Il vostro movimento è un movimento autonomo, interno alla nazione palestinese?
Noi siamo un movimento di liberazione nazionale. Siamo un movimento indipendente e ci siamo battuti molte volte fino ad ora per difendere questa indipendenza. Non vogliamo essere influenzati e controllati da qualsiasi stato arabo o partito politico. È essenziale per noi avere le migliori relazioni verso le masse arabe e gli stati arabi e perciò dobbiamo essere indipendenti.
Il vostro movimento rappresenta anche gli interessi del popolo ebraico per la costruzione di uno stato palestinese di nuovo tipo?

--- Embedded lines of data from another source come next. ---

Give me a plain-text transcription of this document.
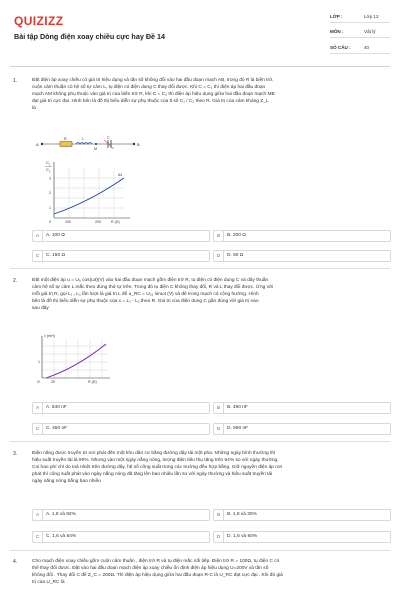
QUIZIZZ
Bài tập Dòng điện xoay chiều cực hay Đề 14
LỚP :	Lớp 12
MÔN :	Vật lý
SỐ CÂU :	40
1.	Đặt điện áp xoay chiều có giá trị hiệu dụng và tần số không đổi vào hai đầu đoạn mạch AB, trong đó R là biến trở,
cuộn cảm thuần có hệ số tự cảm L, tụ điện có điện dung C thay đổi được. Khi C = C₁ thì điện áp hai đầu đoạn
mạch AM không phụ thuộc vào giá trị của biến trở R, khi C = C₂ thì điện áp hiệu dụng giữa hai đầu đoạn mạch MB
đạt giá trị cực đại. Hình bên là đồ thị biểu diễn sự phụ thuộc của tỉ số C₁ / C₂ theo R. Giá trị của cảm kháng Z_L
là
A
R	L
M
C
B
C 1
C 2
3
2
1
0	100	200	R (Ω)
64
A	A. 100 Ω	B	B. 200 Ω
C	C. 150 Ω	D	D. 50 Ω
2.	Đặt một điện áp u = U₀ cos(ωt)(V) vào hai đầu đoạn mạch gồm điện trở R, tụ điện có điện dung C và dây thuần
cảm hệ số tự cảm L mắc theo đúng thứ tự trên. Trong đó tụ điện C không thay đổi, R và L thay đổi được. Ứng với
mỗi giá trị R, gọi L₁ , L₂ lần lượt là giá trị L để u_RC = U₀₁ sinωt (V) và để trong mạch có cộng hưởng. Hình
bên là đồ thị biểu diễn sự phụ thuộc của x = L₁ - L₂ theo R. Giá trị của điện dung C gần đúng với giá trị nào
sau đây
x (mH)
1
O	20	R (Ω)
A	A. 540 nF	B	B. 490 nF
C	C. 450 nF	D	D. 590 nF
3.	Điện năng được truyền từ nơi phát đến một khu dân cư bằng đường dây tải một pha. Những ngày bình thường thì
hiệu suất truyền tải là 90%. Nhưng vào một ngày nắng nóng, lượng điện tiêu thụ tăng trên 64% so với ngày thường.
Coi hao phí chỉ do toả nhiệt trên đường dây, hệ số công suất trong các trường đều hợp bằng. Giữ nguyên điện áp nơi
phát thì công suất phát vào ngày nắng nóng đã tăng lên bao nhiêu lần so với ngày thường và hiệu suất truyền tải
ngày nắng nóng bằng bao nhiêu
A	A. 1,8 và 82%	B	B. 1,8 và 30%
C	C. 1,6 và 84%	D	D. 1,6 và 80%
4.	Cho mạch điện xoay chiều gồm cuộn cảm thuần , điện trở R và tụ điện mắc nối tiếp. Điện trở R = 100Ω, tụ điện C có
thể thay đổi được. Đặt vào hai đầu đoạn mạch điện áp xoay chiều ổn định điện áp hiệu dụng U=200V và tần số
không đổi . Thay đổi C để Z_C = 200Ω. Thì điện áp hiệu dụng giữa hai đầu đoạn R-C là U_RC đạt cực đại . Khi đó giá
trị của U_RC là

Quando noi diciamo di essere un movimento di liberazione noi vogliamo dire molto chiaramente che stiamo combattendo per conseguire la libertà di tutto il popolo palestinese, ebrei, mussulmani e cristiani. Noi non crediamo che la libertà di un gruppo di persone a spese di un altro popolo sia una liberazione. Noi stiamo combattendo contro ogni tipo di oppressine, di discriminazione, ogni tipo di disuguaglianza. Noi crediamo che gli interessi dei nostri fratelli ebrei in Palestina siano gli stessi interessi dei nostri fratelli mussulmani in Palestina: vivere in pace e in giustizia, cooperare insieme per il progresso del popolo palestinese. Molti anni di propaganda sionista e molti conflitti e tre guerre rendono questa via difficile ma noi crediamo che l'interesse dei nostri fratelli ebrei sia di cooperare con noi per combattere fianco a fianco per costruire lo stato democratico della Palestina. Fino ad ora abbiamo conseguito alcuni progressi in questa direzione ma siamo ancora all'inizio. Con altre lotte e con altri sacrifici sarà sempre più chiaro per tutti che il nostro programma è un programma serio. Questi sono i nostri princìpi e noi crediamo che il tempo stia arrivando in cui tutta la maggioranza di palestinesi, ebrei, mussulmani e cristiani, coopererà per ottenere pace e giustizia nella terra della pace cioè la Palestina.